El Plymouth ha saltado ya tres veces en los badenes de aquellas rutas, suelo de barro y, a veces, con roderas. El polizón no entiende a qué vienen las voces del copiloto de no saltar ahora. Tres golpes sucesivos en la cabeza contra el techo, ya piensa que mejor es para su salud que la policía lo detenga.

—Tendríamos que haberlo largado a otro coche en Rosario, Jorge —lamenta Naves, el copiloto—. Éste se nos muere antes de Córdoba.

—Quise intentarlo, pero no pude ver a los Gálvez o al Chueco. En Córdoba se lo voy a decir a Marimón. Seguro que después de pasar por su ciudad está de humor.

—El Chueco nos pasó al entrar en Rosario, Jorge. Y los Gálvez van delante seguro. ¡Atento a cambio de firme! ¡Cambio de firme! ¡No por el centro! ¡No por el centro! Asfalto, dos kilómetros.

Media hora después, la luna clara de invierno se reflejaba en una enorme laguna ante ellos. El charco se ha comido la carretera. Tienen que detenerse y buscar la forma de pasarlo y seguir camino. Al acercarse consiguen ver que la alambrada a un costado de la ruta está rota. El copiloto Naves enciende el buscacunetas y lo dirige hacia la derecha. Ven las huellas de varios coches que salen de la carretera y se meten en el sembrado para sortear la inundación. Cuando se aprestan a iniciar la entrada en la finca, aparece el Chevrolet de Tadeo Taddía, que se dispone a repetir la maniobra tras ellos.

—A ver, joven. Eche una mano. Aplaste el alambre para que el auto pase por encima sin enredarse. ¡Pise el poste ya, carajo! —le urgía Naves.

El coche pasa por la finca y hay que repetir la maniobra del alambre para regresar a la carretera dejando atrás el enorme charco.

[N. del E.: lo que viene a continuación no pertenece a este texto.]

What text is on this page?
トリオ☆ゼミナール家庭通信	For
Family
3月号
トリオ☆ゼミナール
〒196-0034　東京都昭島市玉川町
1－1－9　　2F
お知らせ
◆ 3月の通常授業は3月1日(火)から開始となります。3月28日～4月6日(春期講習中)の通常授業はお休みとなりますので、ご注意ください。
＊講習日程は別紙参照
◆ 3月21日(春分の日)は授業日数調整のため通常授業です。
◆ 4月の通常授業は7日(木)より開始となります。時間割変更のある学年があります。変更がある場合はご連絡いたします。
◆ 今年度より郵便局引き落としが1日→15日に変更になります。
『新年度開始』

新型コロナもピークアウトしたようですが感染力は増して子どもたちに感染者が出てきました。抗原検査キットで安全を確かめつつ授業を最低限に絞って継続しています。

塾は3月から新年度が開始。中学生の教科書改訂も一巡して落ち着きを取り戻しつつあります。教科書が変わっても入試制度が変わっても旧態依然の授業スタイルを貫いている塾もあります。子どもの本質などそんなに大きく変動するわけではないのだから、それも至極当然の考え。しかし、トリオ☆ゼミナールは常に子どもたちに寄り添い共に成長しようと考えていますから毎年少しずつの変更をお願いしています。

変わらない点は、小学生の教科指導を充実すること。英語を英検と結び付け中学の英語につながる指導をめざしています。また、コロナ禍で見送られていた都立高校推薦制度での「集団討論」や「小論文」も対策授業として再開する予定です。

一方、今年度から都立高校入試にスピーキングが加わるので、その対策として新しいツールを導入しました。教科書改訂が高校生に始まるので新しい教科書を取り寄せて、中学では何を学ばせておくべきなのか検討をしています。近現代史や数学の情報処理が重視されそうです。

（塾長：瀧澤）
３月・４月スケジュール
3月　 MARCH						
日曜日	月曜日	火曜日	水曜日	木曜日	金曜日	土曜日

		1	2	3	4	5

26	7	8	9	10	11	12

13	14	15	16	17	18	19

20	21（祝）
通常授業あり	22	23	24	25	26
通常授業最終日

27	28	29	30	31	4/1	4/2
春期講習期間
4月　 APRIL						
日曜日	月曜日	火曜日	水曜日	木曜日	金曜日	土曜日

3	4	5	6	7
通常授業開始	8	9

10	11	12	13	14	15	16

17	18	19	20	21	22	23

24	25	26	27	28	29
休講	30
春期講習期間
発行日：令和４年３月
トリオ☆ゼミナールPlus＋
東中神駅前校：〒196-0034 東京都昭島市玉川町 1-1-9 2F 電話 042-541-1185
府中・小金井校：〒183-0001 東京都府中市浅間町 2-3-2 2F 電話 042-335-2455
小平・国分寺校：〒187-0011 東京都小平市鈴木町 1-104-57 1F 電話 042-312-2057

El barro se traga uno de los zapatos del asustado pasajero. Aterido de frío y descalzo, entra al Plymouth, blanco en origen, pero totalmente cubierto de barro en la noche, ya cordobesa.

Una hora después, Daly, el piloto, le grita que por algún sitio en el maletero, busque un par de alpargatas.

—Dentro de unas dos horas estamos en Córdoba. Ahí veremos de meterle a usted en otro coche. Tadeo Taddía nos ha visto montarle en el coche y, como es amigo, no creo que nos delate. Pero tendrá que ir con otro a partir de Córdoba.

El invitado no había abierto la boca desde los tres saltos y el vómito. Poco después, ha hallado forma de agarrase. Junto a las alpargatas, había aparecido una correa de capó. La ató al tirador de una puerta. Hace lo mismo con su propio cinturón al de la otra. Tirando con firmeza de una y otro, había aprendido a mantenerse sujeto y centrado.

Después de un cuarto salto, con golpe en el techo, Daly le gritó:

—Le regalo las alpargatas si me dice qué lleva en esa bolsa.